L’invalido può anche essere dichiarato non autosufficiente e quindi incapace di svolgere le attività della vita quotidiana (lavarsi, vestirsi, mangiare e così via) senza l’aiuto costante di un’altra persona.

Senza dimenticare la differenza che intercorre tra invalidità e l’handicap, descritta dal sito TheWam.net, che è invece una condizione di svantaggio sociale causata dall’infermità o dalla menomazione. Per i portatori di handicap uno dei riferimenti è la Legge 104.

Invalidità civile al 100%, è possibile lavorare? Il limite di reddito

Questa premessa per entrare in argomento e rispondere subito alla domanda iniziale: un persona invalida civile al 100% può lavorare.

Ora, l’invalido civile ha una riduzione della capacità di lavoro generica e non specifica. Per cui è possibile svolgere delle attività lavorative che sono adeguate anche al tipo di menomazione.

C’è solo un limite ed è quello del reddito personale: non deve mai superare la soglia dei 17.050,42 euro l’anno per non perdere il diritto alla pensione di inabilità civile.

Per il calcolo del reddito rientrano tutti quelli soggetti all’imposta Irpef.

Invalidità civile al 100%, è possibile lavorare? Inabile totale

Sulla questione dell’invalidità civile al 100% e il lavoro, s’è creata una certa confusione anche perché è facile sovrapporre misure diverse.

Un esempio. Se abbiamo stabilito che l’invalido civile al 100% può continuare a lavorare, è anche vero che il lavoratore giudicato inabile in modo permanente a svolgere qualsiasi attività (per il quale l’invalidità è comunque al 100%) e riceve quindi anche una pensione (che è previdenziale, perché prevede almeno 5 anni di contributi versati), non può continuare a lavorare.

Tra i requisiti infatti, viene anche chiesta la cancellazione dagli albi e dagli elenchi professionali.

In questo caso (con la pensione di inabilità lavorativa), la persona con invalidità riceve un importo che può già essere adeguato per una esistenza dignitosa.

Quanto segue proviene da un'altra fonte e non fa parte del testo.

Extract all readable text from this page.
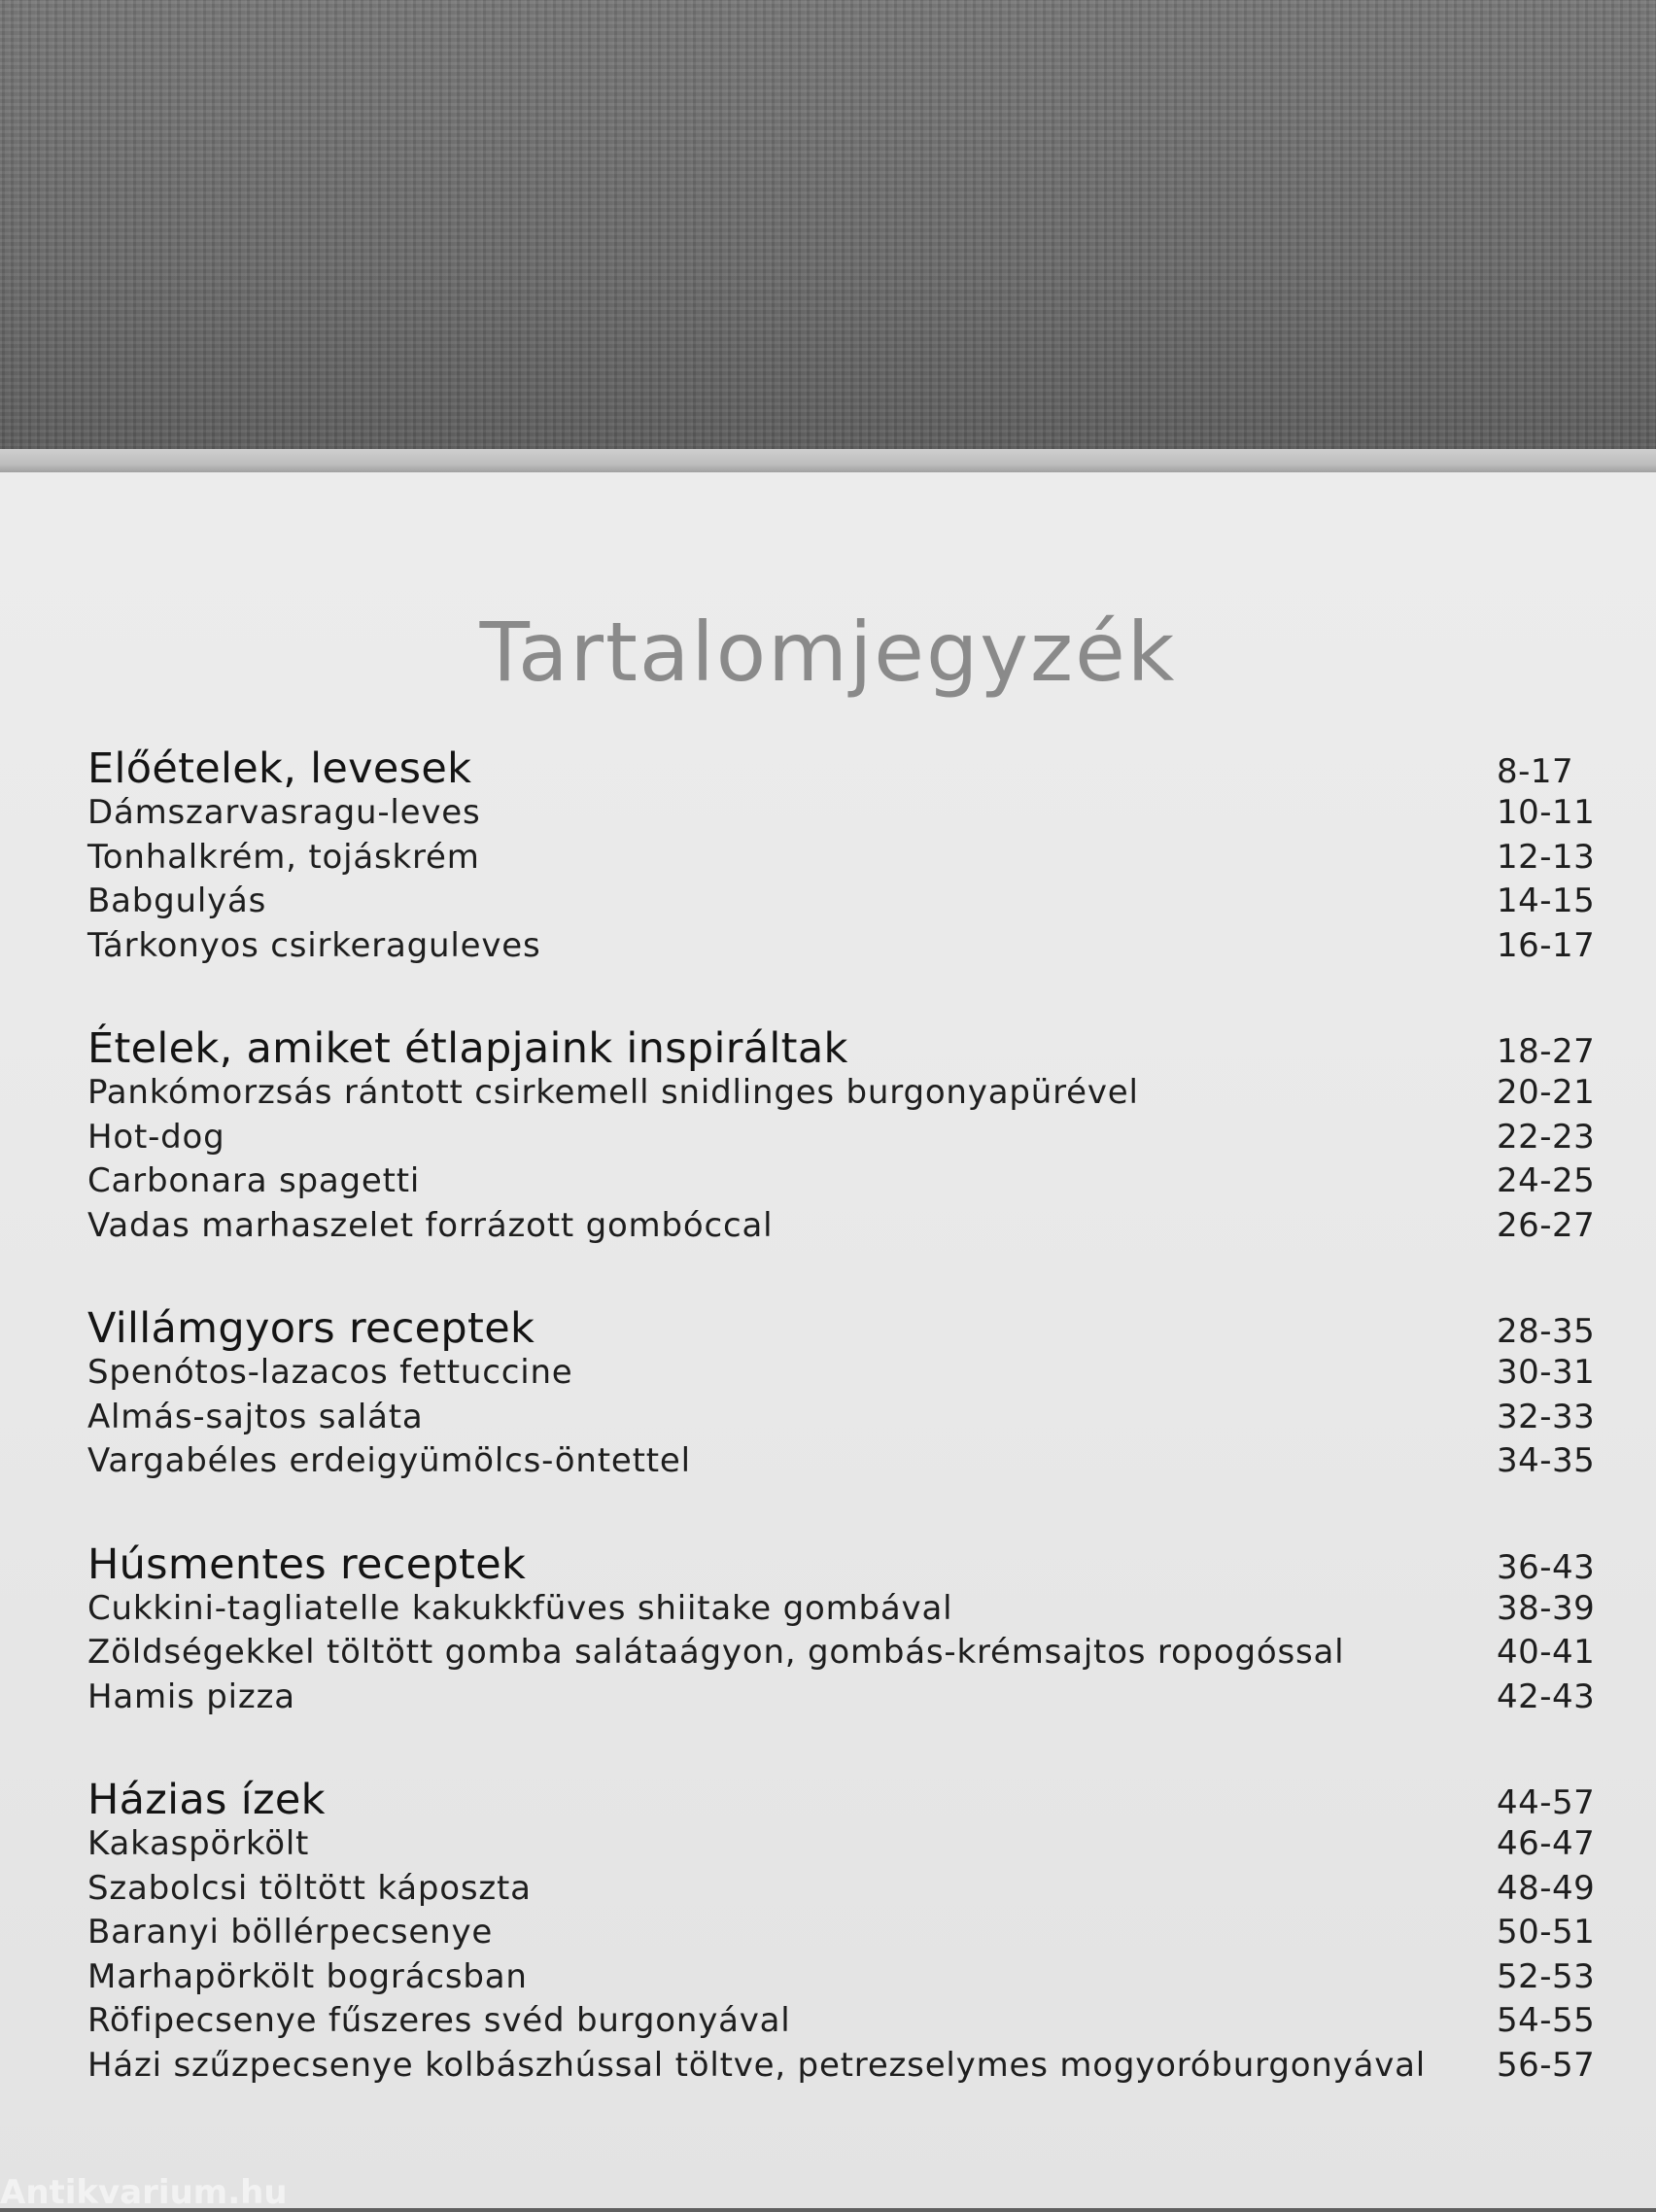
Tartalomjegyzék
Előételek, levesek	8-17
Dámszarvasragu-leves	10-11
Tonhalkrém, tojáskrém	12-13
Babgulyás	14-15
Tárkonyos csirkeraguleves	16-17
Ételek, amiket étlapjaink inspiráltak	18-27
Pankómorzsás rántott csirkemell snidlinges burgonyapürével	20-21
Hot-dog	22-23
Carbonara spagetti	24-25
Vadas marhaszelet forrázott gombóccal	26-27
Villámgyors receptek	28-35
Spenótos-lazacos fettuccine	30-31
Almás-sajtos saláta	32-33
Vargabéles erdeigyümölcs-öntettel	34-35
Húsmentes receptek	36-43
Cukkini-tagliatelle kakukkfüves shiitake gombával	38-39
Zöldségekkel töltött gomba salátaágyon, gombás-krémsajtos ropogóssal	40-41
Hamis pizza	42-43
Házias ízek	44-57
Kakaspörkölt	46-47
Szabolcsi töltött káposzta	48-49
Baranyi böllérpecsenye	50-51
Marhapörkölt bográcsban	52-53
Röfipecsenye fűszeres svéd burgonyával	54-55
Házi szűzpecsenye kolbászhússal töltve, petrezselymes mogyoróburgonyával 56-57
Antikvarium.hu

Cosa che non accade invece per chi ha la pensione di invalidità civile (che è invece una misura assistenziale).

Nel caso della pensione di inabilità lavorativa, l’anzianità contributiva viene incrementata (contributi figurativi) da quando è scattata la pensione e fino ai 60 anni di età (con il limite massimo di 40 anni di contribuzione).

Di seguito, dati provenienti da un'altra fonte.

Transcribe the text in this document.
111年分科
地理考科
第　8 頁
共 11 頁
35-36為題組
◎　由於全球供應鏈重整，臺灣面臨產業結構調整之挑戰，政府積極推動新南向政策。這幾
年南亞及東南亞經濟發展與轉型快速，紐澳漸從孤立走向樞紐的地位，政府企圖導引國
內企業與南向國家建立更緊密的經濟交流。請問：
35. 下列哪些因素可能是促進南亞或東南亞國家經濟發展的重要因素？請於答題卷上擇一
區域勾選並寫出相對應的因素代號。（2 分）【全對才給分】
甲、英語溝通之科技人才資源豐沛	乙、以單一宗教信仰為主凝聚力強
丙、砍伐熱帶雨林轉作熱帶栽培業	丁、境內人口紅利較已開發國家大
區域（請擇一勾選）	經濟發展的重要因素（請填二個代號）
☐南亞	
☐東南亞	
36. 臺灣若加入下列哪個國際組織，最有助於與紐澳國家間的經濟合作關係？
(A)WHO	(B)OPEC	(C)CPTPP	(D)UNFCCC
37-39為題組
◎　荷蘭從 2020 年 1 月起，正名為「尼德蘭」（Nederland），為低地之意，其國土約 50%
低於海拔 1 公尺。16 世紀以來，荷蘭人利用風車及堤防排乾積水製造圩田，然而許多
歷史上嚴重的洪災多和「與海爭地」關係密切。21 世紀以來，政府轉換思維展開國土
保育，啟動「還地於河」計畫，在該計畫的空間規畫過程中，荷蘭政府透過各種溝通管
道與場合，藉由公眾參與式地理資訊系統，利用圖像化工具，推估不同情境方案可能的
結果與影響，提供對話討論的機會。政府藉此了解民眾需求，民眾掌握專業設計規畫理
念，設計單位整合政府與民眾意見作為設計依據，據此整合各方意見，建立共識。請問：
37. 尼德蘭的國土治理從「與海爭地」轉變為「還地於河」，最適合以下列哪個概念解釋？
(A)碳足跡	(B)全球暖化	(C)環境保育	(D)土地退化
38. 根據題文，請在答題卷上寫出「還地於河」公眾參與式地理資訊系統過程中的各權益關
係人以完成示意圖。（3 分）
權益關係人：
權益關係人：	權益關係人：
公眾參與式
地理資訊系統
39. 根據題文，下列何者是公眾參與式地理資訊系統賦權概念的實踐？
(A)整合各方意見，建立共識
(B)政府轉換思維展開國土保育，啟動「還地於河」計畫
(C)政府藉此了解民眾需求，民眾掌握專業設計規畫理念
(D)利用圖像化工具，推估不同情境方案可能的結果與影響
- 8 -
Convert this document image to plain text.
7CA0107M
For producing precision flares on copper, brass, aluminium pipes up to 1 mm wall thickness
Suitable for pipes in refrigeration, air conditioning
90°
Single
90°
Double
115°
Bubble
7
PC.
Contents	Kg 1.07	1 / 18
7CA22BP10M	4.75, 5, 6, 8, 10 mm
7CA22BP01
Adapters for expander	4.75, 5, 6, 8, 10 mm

Invalidità civile al 100%: accompagnamento

Senza contare che la pensione di inabilità permanente e assoluta viene anche aumentata al milione ed è compatibile (con determinati limiti di reddito) anche con la pensione per l’invalidità civile.

Ma non solo, i titolari della pensione di inabilità possono anche ricevere, su richiesta, l’assegno mensile per l’assistenza personale e continuativa.

Viene concessa (si tratta di 547,75 euro mensili per il 2022) a chi si trova nell’impossibilità di deambulare senza l’aiuto permanente di un accompagnatore o ha bisogno di un assistenza continua perché non più in grado di compiere da solo gli atti quotidiani della vita.

In questo caso, comunque, l’assegno non spetta in caso di ricovero in un istituto se la retta è a carico dello Stato o di altri enti pubblici.